Kirghizstan, Kirghizistan ou Kirghizie,

trois appellations officielles pour un pays grand comme un tiers de la France, au coeur de l'Asie Centrale et situé sur un des carrefours important de la Route de la Soie ou Thian-Chan et Pamir se confondent avec le ciel.

Pays de traditions nomades ou les espaces vierges et grandioses n'accueillent que les troupeaux emmenés en estive et ou le berger respecte un rituel séculaire " ou j'attache mon cheval sera mon paturage, ou j'allume le feu sera ma demeure " permettant de renouer avec l'habitat traditionnel la yourte, longtemps laisser au placard durant l'époque soviètique.



carte de la kirghizie


Le pays se trouve à une altitude moyenne de 3000 m, est divisé en six régions administratives, est formé de deux grandes vallées, Tchou et Ferghana accueillant la majorité de la population sur 10% du territoire, les monts célestes et les nombreux lacs dont l'Issik-Koul, la mer d'ici, couvrant le reste de la superficie.

En venant dans ce pays laïc, au régime présidentiel et parlementaire vous cotoierez 80 éthnies différentes preuve des grandes migrations qui ont eu lieu au cours des siècles.


Le Kirghizistan est un pays d’Asie Centrale, encadré par la Chine à l’Est et au Sud-Est, le Kazakhstan au Nord, l’Ouzbékistan à L’ouest et le Tadjikistan au Sud-Ouest.
Le pays est entièrement enclavé et ne possède aucun accès à la mer.
Le pays est presque totalement montagneux avec une altitude moyenne de près de 2800 m, plus de 40% du territoire étant au dessus de 3000 m, le point le plus bas se situant dans la vallée de Kara-Darya (132 m) et le plus haut avec le Pic Pobedy (Victoire en russe) 7439 m.
La chaine du Tian-Shan à l’est marque la frontière avec la Chine, à l’ouest, les chaînes du Fergana (nord) et du Pamir Alaï (au Sud) prennent en tenaille la vallée du Fergana.
La chaîne du Pamir Alaï culminant à 7134 m avec le Pic Lénine.
Pour parachever l’emprise de la montagne sur le pays et finr de l’entrecoupé, la chaine intérieures des crêtes kirghizes culminant à 5000 m.
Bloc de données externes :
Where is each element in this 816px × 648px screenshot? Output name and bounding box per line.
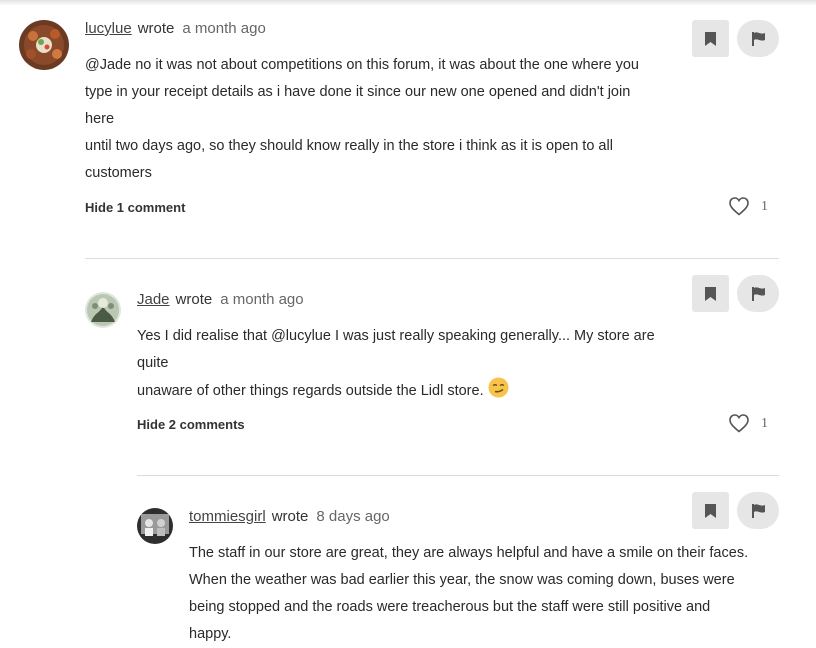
bookmark-button[interactable] <box>692 492 729 529</box>
bookmark-icon <box>705 503 716 518</box>
avatar-jade[interactable] <box>85 292 121 328</box>
comment-line: being stopped and the roads were treache… <box>189 599 711 642</box>
bookmark-icon <box>705 31 716 46</box>
heart-icon <box>729 414 749 433</box>
hide-replies-button[interactable]: Hide 1 comment <box>85 200 185 215</box>
top-shadow <box>0 0 816 6</box>
timestamp: a month ago <box>182 20 266 37</box>
comment-line: type in your receipt details as i have d… <box>85 84 631 127</box>
comment-line-text: unaware of other things regards outside … <box>137 383 484 399</box>
comment-divider <box>85 258 779 259</box>
comment-line: @Jade no it was not about competitions o… <box>85 57 639 73</box>
comment-line: until two days ago, so they should know … <box>85 138 613 154</box>
comment-line: customers <box>85 165 152 181</box>
bookmark-button[interactable] <box>692 275 729 312</box>
smirk-emoji-icon <box>488 377 509 408</box>
comment-line: When the weather was bad earlier this ye… <box>189 572 735 588</box>
like-button[interactable]: 1 <box>729 414 768 433</box>
flag-icon <box>751 31 765 46</box>
comment-body: @Jade no it was not about competitions o… <box>85 52 645 187</box>
wrote-label: wrote <box>137 20 175 37</box>
bookmark-icon <box>705 286 716 301</box>
like-button[interactable]: 1 <box>729 197 768 216</box>
flag-icon <box>751 503 765 518</box>
wrote-label: wrote <box>175 291 213 308</box>
report-button[interactable] <box>737 20 779 57</box>
comment-line: The staff in our store are great, they a… <box>189 545 749 561</box>
hide-replies-button[interactable]: Hide 2 comments <box>137 417 245 432</box>
username-link[interactable]: lucylue <box>85 20 132 37</box>
timestamp: a month ago <box>220 291 304 308</box>
comment-body: Yes I did realise that @lucylue I was ju… <box>137 323 677 408</box>
report-button[interactable] <box>737 492 779 529</box>
avatar-lucylue[interactable] <box>19 20 69 70</box>
report-button[interactable] <box>737 275 779 312</box>
avatar-tommiesgirl[interactable] <box>137 508 173 544</box>
comment-line: unaware of other things regards outside … <box>137 377 677 408</box>
comment-body: The staff in our store are great, they a… <box>189 540 749 648</box>
comment-divider <box>137 475 779 476</box>
timestamp: 8 days ago <box>316 508 390 525</box>
comment-line: Yes I did realise that @lucylue I was ju… <box>137 328 655 371</box>
flag-icon <box>751 286 765 301</box>
like-count: 1 <box>761 415 768 431</box>
wrote-label: wrote <box>271 508 309 525</box>
like-count: 1 <box>761 198 768 214</box>
username-link[interactable]: tommiesgirl <box>189 508 266 525</box>
heart-icon <box>729 197 749 216</box>
bookmark-button[interactable] <box>692 20 729 57</box>
username-link[interactable]: Jade <box>137 291 170 308</box>
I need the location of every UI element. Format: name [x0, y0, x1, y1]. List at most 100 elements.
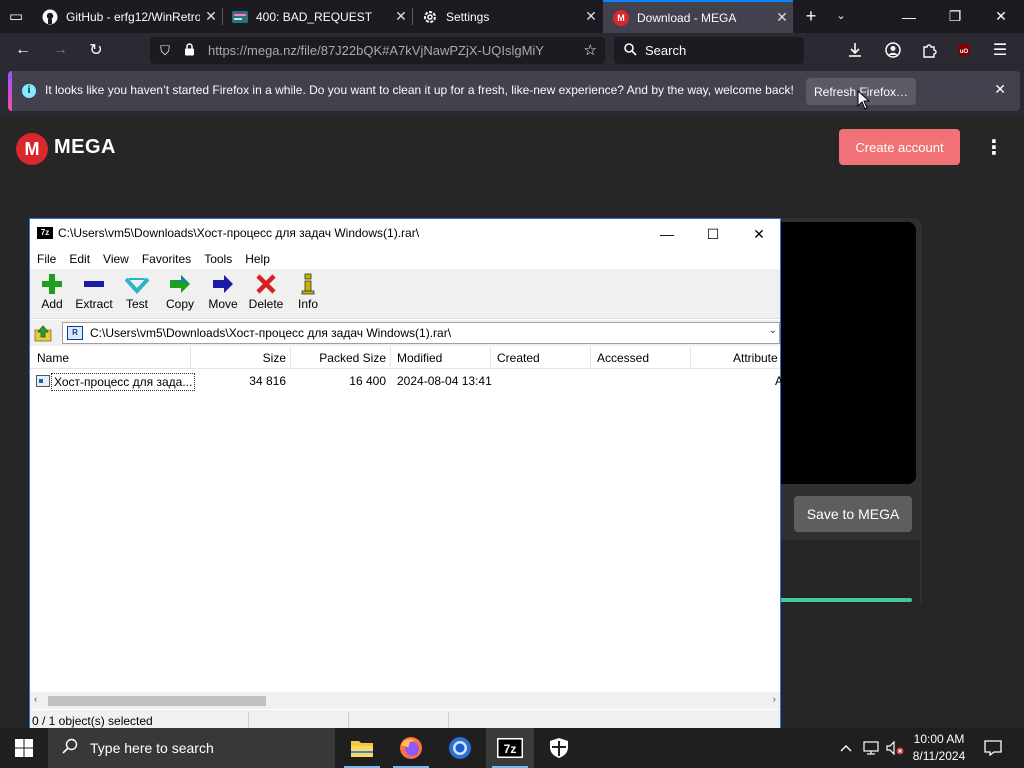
column-modified[interactable]: Modified: [397, 347, 442, 369]
column-attributes[interactable]: Attribute: [733, 347, 778, 369]
mega-brand[interactable]: MEGA: [54, 136, 116, 159]
info-icon: i: [22, 84, 36, 98]
tab-mega[interactable]: M Download - MEGA ✕: [603, 0, 793, 33]
address-field[interactable]: R C:\Users\vm5\Downloads\Хост-процесс дл…: [62, 322, 780, 344]
delete-button[interactable]: Delete: [244, 271, 288, 317]
file-preview: [770, 222, 916, 484]
tab-github[interactable]: GitHub - erfg12/WinRetro ✕: [32, 0, 222, 33]
reload-icon[interactable]: ↻: [83, 38, 109, 62]
minimize-icon[interactable]: —: [886, 0, 932, 33]
extract-button[interactable]: Extract: [72, 271, 116, 317]
column-accessed[interactable]: Accessed: [597, 347, 649, 369]
move-button[interactable]: Move: [201, 271, 245, 317]
column-name[interactable]: Name: [37, 347, 69, 369]
firefox-view-icon[interactable]: ▭: [6, 7, 26, 27]
chevron-up-icon[interactable]: [836, 728, 856, 768]
column-divider[interactable]: [390, 347, 391, 369]
url-bar[interactable]: ⛉ https://mega.nz/file/87J22bQK#A7kVjNaw…: [150, 37, 605, 64]
new-tab-icon[interactable]: +: [801, 5, 821, 27]
copy-button[interactable]: Copy: [158, 271, 202, 317]
window-titlebar[interactable]: 7z C:\Users\vm5\Downloads\Хост-процесс д…: [30, 219, 780, 249]
taskbar: Type here to search 7z 10:00 AM 8/11/202…: [0, 728, 1024, 768]
column-created[interactable]: Created: [497, 347, 540, 369]
file-explorer-icon[interactable]: [338, 728, 386, 768]
column-divider[interactable]: [490, 347, 491, 369]
close-icon[interactable]: ✕: [994, 81, 1006, 98]
column-size[interactable]: Size: [190, 347, 286, 369]
shield-icon[interactable]: ⛉: [156, 43, 174, 59]
create-account-button[interactable]: Create account: [839, 129, 960, 165]
restore-icon[interactable]: ❐: [932, 0, 978, 33]
test-button[interactable]: Test: [115, 271, 159, 317]
taskbar-search-box[interactable]: Type here to search: [48, 728, 335, 768]
scroll-left-icon[interactable]: ‹: [34, 694, 37, 705]
search-bar[interactable]: Search: [614, 37, 804, 64]
column-divider[interactable]: [690, 347, 691, 369]
delete-x-icon: [244, 271, 288, 297]
tab-title: Download - MEGA: [637, 10, 737, 25]
move-arrow-icon: [201, 271, 245, 297]
svg-text:uO: uO: [960, 49, 969, 55]
column-divider[interactable]: [590, 347, 591, 369]
mega-icon: M: [613, 9, 629, 26]
close-tab-icon[interactable]: ✕: [390, 8, 412, 25]
bookmark-star-icon[interactable]: ☆: [584, 41, 597, 59]
close-window-icon[interactable]: ✕: [978, 0, 1024, 33]
column-packed-size[interactable]: Packed Size: [290, 347, 386, 369]
menu-edit[interactable]: Edit: [69, 252, 90, 266]
tab-settings[interactable]: Settings ✕: [412, 0, 602, 33]
add-button[interactable]: Add: [30, 271, 74, 317]
move-label: Move: [208, 297, 238, 311]
firefox-icon[interactable]: [387, 728, 435, 768]
menu-view[interactable]: View: [103, 252, 129, 266]
toolbar: Add Extract Test Copy Move Delete Info: [30, 269, 780, 319]
volume-muted-icon[interactable]: [884, 728, 906, 768]
menu-file[interactable]: File: [37, 252, 56, 266]
extensions-icon[interactable]: [916, 38, 942, 62]
search-icon: [624, 42, 637, 59]
more-menu-icon[interactable]: ⋮: [984, 136, 1004, 160]
chevron-down-icon[interactable]: ⌄: [769, 325, 777, 336]
selection-status: 0 / 1 object(s) selected: [32, 714, 153, 728]
forward-icon[interactable]: →: [47, 38, 73, 62]
tab-bad-request[interactable]: 400: BAD_REQUEST ✕: [222, 0, 412, 33]
ublock-origin-icon[interactable]: uO: [951, 38, 977, 62]
save-to-mega-button[interactable]: Save to MEGA: [794, 496, 912, 532]
security-icon[interactable]: [535, 728, 583, 768]
mega-logo[interactable]: M: [16, 133, 48, 165]
menu-favorites[interactable]: Favorites: [142, 252, 191, 266]
close-tab-icon[interactable]: ✕: [580, 8, 602, 25]
system-clock[interactable]: 10:00 AM 8/11/2024: [905, 731, 973, 765]
browser-nav-bar: ← → ↻ ⛉ https://mega.nz/file/87J22bQK#A7…: [0, 33, 1024, 67]
hamburger-menu-icon[interactable]: ☰: [987, 38, 1013, 62]
back-icon[interactable]: ←: [10, 38, 36, 62]
folder-up-icon[interactable]: [34, 324, 52, 342]
windows-start-icon[interactable]: [0, 728, 48, 768]
menu-tools[interactable]: Tools: [204, 252, 232, 266]
download-progress-bar: [780, 598, 912, 602]
close-tab-icon[interactable]: ✕: [771, 9, 793, 26]
minimize-icon[interactable]: —: [644, 219, 690, 249]
menu-help[interactable]: Help: [245, 252, 270, 266]
7zip-app-icon[interactable]: 7z: [37, 227, 53, 239]
horizontal-scrollbar[interactable]: ‹ ›: [30, 692, 780, 709]
info-button[interactable]: Info: [286, 271, 330, 317]
address-row: R C:\Users\vm5\Downloads\Хост-процесс дл…: [30, 320, 780, 346]
lock-icon[interactable]: [180, 42, 198, 59]
close-window-icon[interactable]: ✕: [736, 219, 782, 249]
downloads-icon[interactable]: [842, 38, 868, 62]
account-icon[interactable]: [880, 38, 906, 62]
network-icon[interactable]: [860, 728, 882, 768]
chevron-down-icon[interactable]: ⌄: [832, 5, 850, 27]
chrome-icon[interactable]: [436, 728, 484, 768]
notification-center-icon[interactable]: [978, 728, 1008, 768]
close-tab-icon[interactable]: ✕: [200, 8, 222, 25]
scrollbar-thumb[interactable]: [48, 696, 266, 706]
scroll-right-icon[interactable]: ›: [773, 694, 776, 705]
file-icon: [36, 375, 50, 387]
maximize-icon[interactable]: ☐: [690, 219, 736, 249]
list-item[interactable]: Хост-процесс для зада... 34 816 16 400 2…: [30, 371, 783, 391]
7zip-icon[interactable]: 7z: [486, 728, 534, 768]
copy-arrow-icon: [158, 271, 202, 297]
menu-bar: File Edit View Favorites Tools Help: [30, 249, 780, 269]
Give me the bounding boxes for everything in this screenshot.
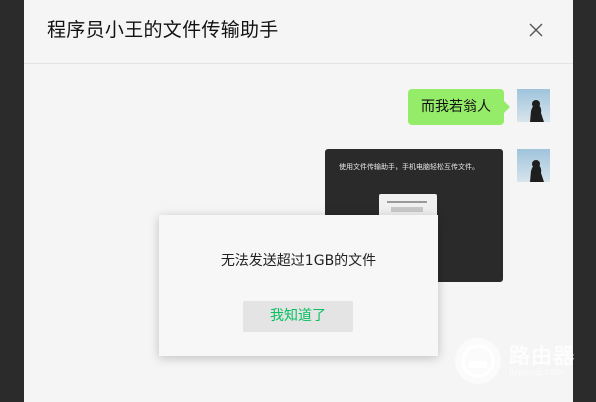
- router-logo-icon: [455, 338, 501, 384]
- confirm-button[interactable]: 我知道了: [243, 301, 353, 332]
- error-dialog: 无法发送超过1GB的文件 我知道了: [159, 215, 438, 356]
- watermark: 路由器 luyouqi.com: [455, 338, 595, 386]
- watermark-text: 路由器: [509, 344, 575, 368]
- image-message-caption: 使用文件传输助手，手机电脑轻松互传文件。: [339, 163, 479, 171]
- dialog-message: 无法发送超过1GB的文件: [220, 253, 377, 269]
- watermark-subtext: luyouqi.com: [509, 368, 565, 378]
- chat-title: 程序员小王的文件传输助手: [47, 19, 279, 41]
- avatar[interactable]: [517, 149, 550, 182]
- avatar[interactable]: [517, 89, 550, 122]
- chat-header: 程序员小王的文件传输助手: [24, 0, 573, 64]
- message-bubble[interactable]: 而我若翁人: [408, 89, 510, 125]
- close-icon[interactable]: [525, 19, 547, 41]
- message-text: 而我若翁人: [421, 99, 491, 115]
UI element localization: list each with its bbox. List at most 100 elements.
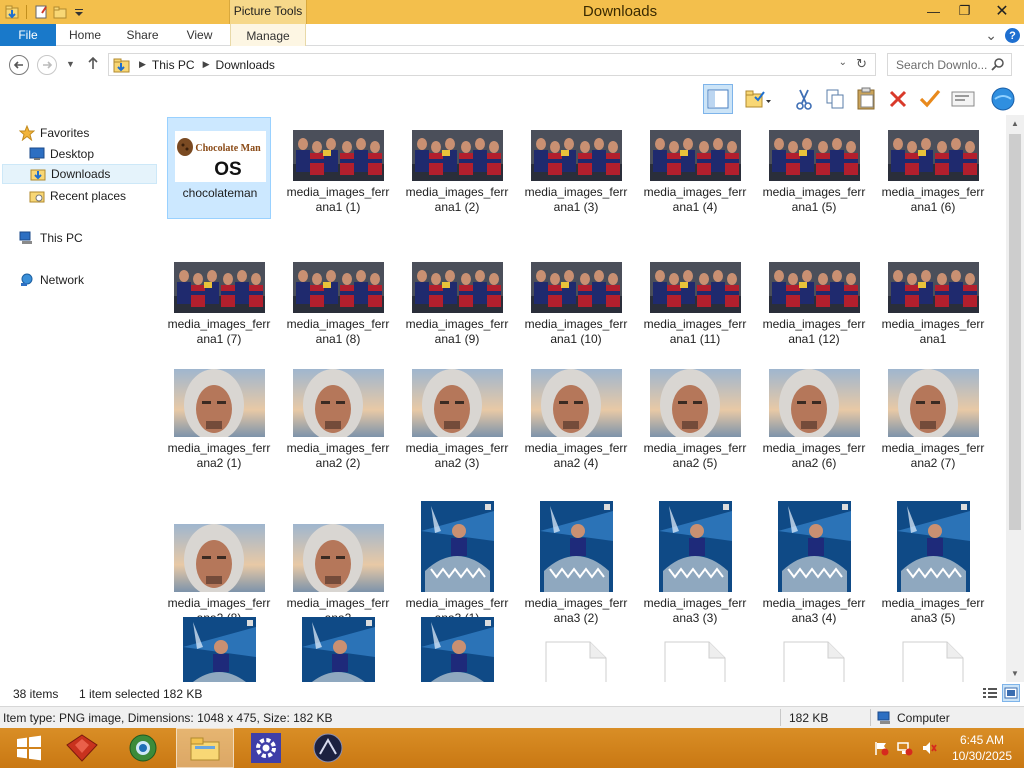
cut-button[interactable]	[789, 84, 819, 114]
customize-qat-icon[interactable]	[71, 4, 87, 20]
network-icon	[18, 272, 36, 288]
file-item[interactable]: media_images_ferrana1 (8)	[286, 249, 390, 351]
file-item[interactable]: media_images_ferrana2 (4)	[524, 365, 628, 475]
file-item[interactable]	[524, 613, 628, 682]
vertical-scrollbar[interactable]: ▲ ▼	[1006, 115, 1024, 682]
file-item[interactable]	[286, 613, 390, 682]
properties-icon[interactable]	[33, 4, 49, 20]
nav-item-downloads[interactable]: Downloads	[2, 164, 157, 184]
breadcrumb-chevron-icon[interactable]: ▶	[203, 59, 210, 70]
minimize-button[interactable]: —	[918, 0, 949, 22]
scrollbar-thumb[interactable]	[1009, 134, 1021, 530]
search-input[interactable]: Search Downlo...	[887, 53, 1012, 76]
file-item[interactable]: media_images_ferrana1 (1)	[286, 117, 390, 219]
tab-manage[interactable]: Manage	[230, 24, 306, 46]
file-item[interactable]: media_images_ferrana2 (3)	[405, 365, 509, 475]
up-button[interactable]	[87, 56, 99, 74]
file-item[interactable]: media_images_ferrana3 (1)	[405, 497, 509, 630]
action-center-flag-icon[interactable]	[873, 740, 889, 756]
paste-button[interactable]	[852, 84, 882, 114]
large-icons-view-button[interactable]	[1002, 684, 1020, 702]
address-history-dropdown[interactable]: ⌄	[839, 57, 847, 68]
file-item[interactable]: media_images_ferrana3 (4)	[762, 497, 866, 630]
nav-item-recent-places[interactable]: Recent places	[28, 186, 156, 206]
open-browser-button[interactable]	[988, 84, 1018, 114]
restore-button[interactable]: ❐	[949, 0, 980, 22]
nav-item-this-pc[interactable]: This PC	[18, 228, 158, 248]
file-item[interactable]: media_images_ferrana1 (5)	[762, 117, 866, 219]
taskbar-app-browser[interactable]	[114, 728, 172, 768]
file-item[interactable]: Chocolate Man OS chocolateman	[167, 117, 271, 219]
file-item[interactable]: media_images_ferrana2 (6)	[762, 365, 866, 475]
close-button[interactable]: ✕	[980, 0, 1024, 22]
file-item[interactable]	[643, 613, 747, 682]
file-item[interactable]: media_images_ferrana2 (1)	[167, 365, 271, 475]
file-item[interactable]: media_images_ferrana1 (3)	[524, 117, 628, 219]
copy-button[interactable]	[820, 84, 850, 114]
tab-share[interactable]: Share	[114, 24, 171, 46]
breadcrumb-chevron-icon[interactable]: ▶	[139, 59, 146, 70]
network-status-icon[interactable]	[897, 740, 913, 756]
taskbar-app-dark[interactable]	[299, 728, 357, 768]
breadcrumb-this-pc[interactable]: This PC	[152, 58, 195, 72]
file-item[interactable]	[881, 613, 985, 682]
file-item[interactable]: media_images_ferrana1	[881, 249, 985, 351]
scroll-up-arrow-icon[interactable]: ▲	[1006, 115, 1024, 132]
file-name-label: media_images_ferrana1 (2)	[405, 185, 509, 214]
file-item[interactable]: media_images_ferrana3 (3)	[643, 497, 747, 630]
nav-favorites[interactable]: Favorites	[18, 123, 158, 143]
address-bar[interactable]: ▶ This PC ▶ Downloads ⌄ ↻	[108, 53, 876, 76]
file-item[interactable]: media_images_ferrana1 (12)	[762, 249, 866, 351]
file-name-label: media_images_ferrana1 (6)	[881, 185, 985, 214]
taskbar-app-red[interactable]	[53, 728, 111, 768]
scroll-down-arrow-icon[interactable]: ▼	[1006, 665, 1024, 682]
file-item[interactable]: media_images_ferrana1 (6)	[881, 117, 985, 219]
tab-home[interactable]: Home	[56, 24, 114, 46]
rename-button[interactable]	[915, 84, 945, 114]
file-item[interactable]: media_images_ferrana2 (5)	[643, 365, 747, 475]
start-button[interactable]	[0, 728, 58, 768]
expand-ribbon-icon[interactable]: ⌄	[985, 27, 997, 44]
delete-button[interactable]	[883, 84, 913, 114]
file-item[interactable]: media_images_ferrana2 (7)	[881, 365, 985, 475]
file-item[interactable]: media_images_ferrana2 (8)	[167, 497, 271, 630]
tab-view[interactable]: View	[171, 24, 228, 46]
back-button[interactable]	[9, 55, 29, 75]
file-name-label: chocolateman	[182, 186, 258, 200]
file-item[interactable]	[167, 613, 271, 682]
file-item[interactable]: media_images_ferrana3 (2)	[524, 497, 628, 630]
file-item[interactable]: media_images_ferrana1 (4)	[643, 117, 747, 219]
navigation-pane-button[interactable]	[703, 84, 733, 114]
volume-muted-icon[interactable]	[921, 740, 937, 756]
taskbar-file-explorer[interactable]	[176, 728, 234, 768]
file-item[interactable]	[762, 613, 866, 682]
file-item[interactable]: media_images_ferrana2	[286, 497, 390, 630]
file-item[interactable]: media_images_ferrana3 (5)	[881, 497, 985, 630]
file-item[interactable]	[405, 613, 509, 682]
file-item[interactable]: media_images_ferrana1 (7)	[167, 249, 271, 351]
new-folder-icon[interactable]	[52, 4, 68, 20]
tab-file[interactable]: File	[0, 24, 56, 46]
file-list-view[interactable]: Chocolate Man OS chocolateman media_images_…	[164, 115, 1006, 682]
taskbar-settings[interactable]	[237, 728, 295, 768]
nav-item-network[interactable]: Network	[18, 270, 158, 290]
move-to-button[interactable]	[743, 84, 773, 114]
file-item[interactable]: media_images_ferrana2 (2)	[286, 365, 390, 475]
forward-button[interactable]	[37, 55, 57, 75]
file-item[interactable]: media_images_ferrana1 (9)	[405, 249, 509, 351]
help-icon[interactable]: ?	[1005, 28, 1020, 43]
details-view-button[interactable]	[981, 684, 999, 702]
properties-button[interactable]	[948, 84, 978, 114]
downloads-folder-icon	[29, 166, 47, 182]
file-item[interactable]: media_images_ferrana1 (2)	[405, 117, 509, 219]
refresh-icon[interactable]: ↻	[856, 56, 867, 72]
breadcrumb-downloads[interactable]: Downloads	[216, 58, 275, 72]
file-item[interactable]: media_images_ferrana1 (11)	[643, 249, 747, 351]
nav-item-desktop[interactable]: Desktop	[28, 144, 156, 164]
file-item[interactable]: media_images_ferrana1 (10)	[524, 249, 628, 351]
search-icon[interactable]	[991, 57, 1005, 71]
explorer-app-icon[interactable]	[4, 4, 20, 20]
picture-tools-label: Picture Tools	[233, 4, 303, 18]
recent-locations-dropdown[interactable]: ▼	[66, 59, 75, 69]
system-clock[interactable]: 6:45 AM 10/30/2025	[952, 732, 1012, 764]
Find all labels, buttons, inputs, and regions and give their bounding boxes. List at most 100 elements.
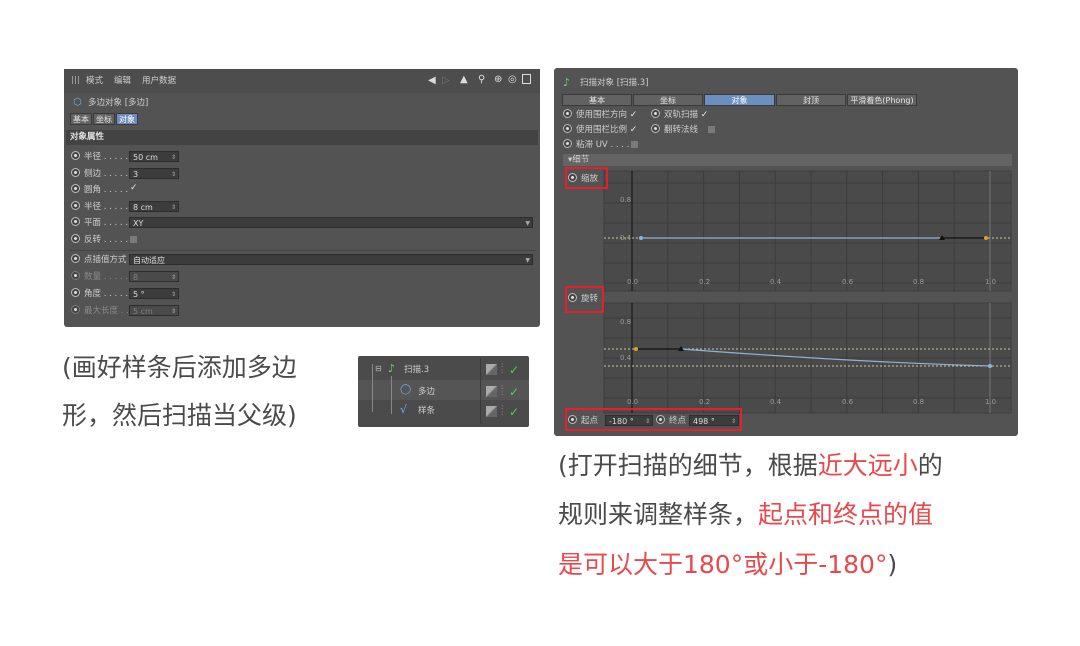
tree-divider <box>480 358 481 424</box>
dual-rail-row: 双轨扫描 ✓ <box>651 108 708 121</box>
forward-arrow-icon[interactable]: ▷ <box>442 75 450 86</box>
curve-point <box>984 236 988 240</box>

Toutes ces zones montagneuses divisent le pays en trois, le nord, le sud et la région d’Issik-Koul, reliées par des passages de cols situés au moins à 2700 m passage nord-sud ou de gorges pour rejoindre Issik-Koul.

Pays de montagne donc mais aussi d’eau, avec quatres grandes réserves naturelles que sont à l’Est le lac Issik-Koul, la « mer kirghize », deuxième plus grand lac de montagne du monde (juste après le fameux Titicaca), long de 180 km, large de 60km et profond de 700m, ce lac légèrement salé situé à 1650 m à la particularité de ne jamais geler et offre l’été avec sa température de 20-24°C un formidable bassin de baignade.
Plus modeste sont les lacs Song-Koul (3016 m), Tchatyr-Koul (3550 m) et Sary-Tchielek(2300 m).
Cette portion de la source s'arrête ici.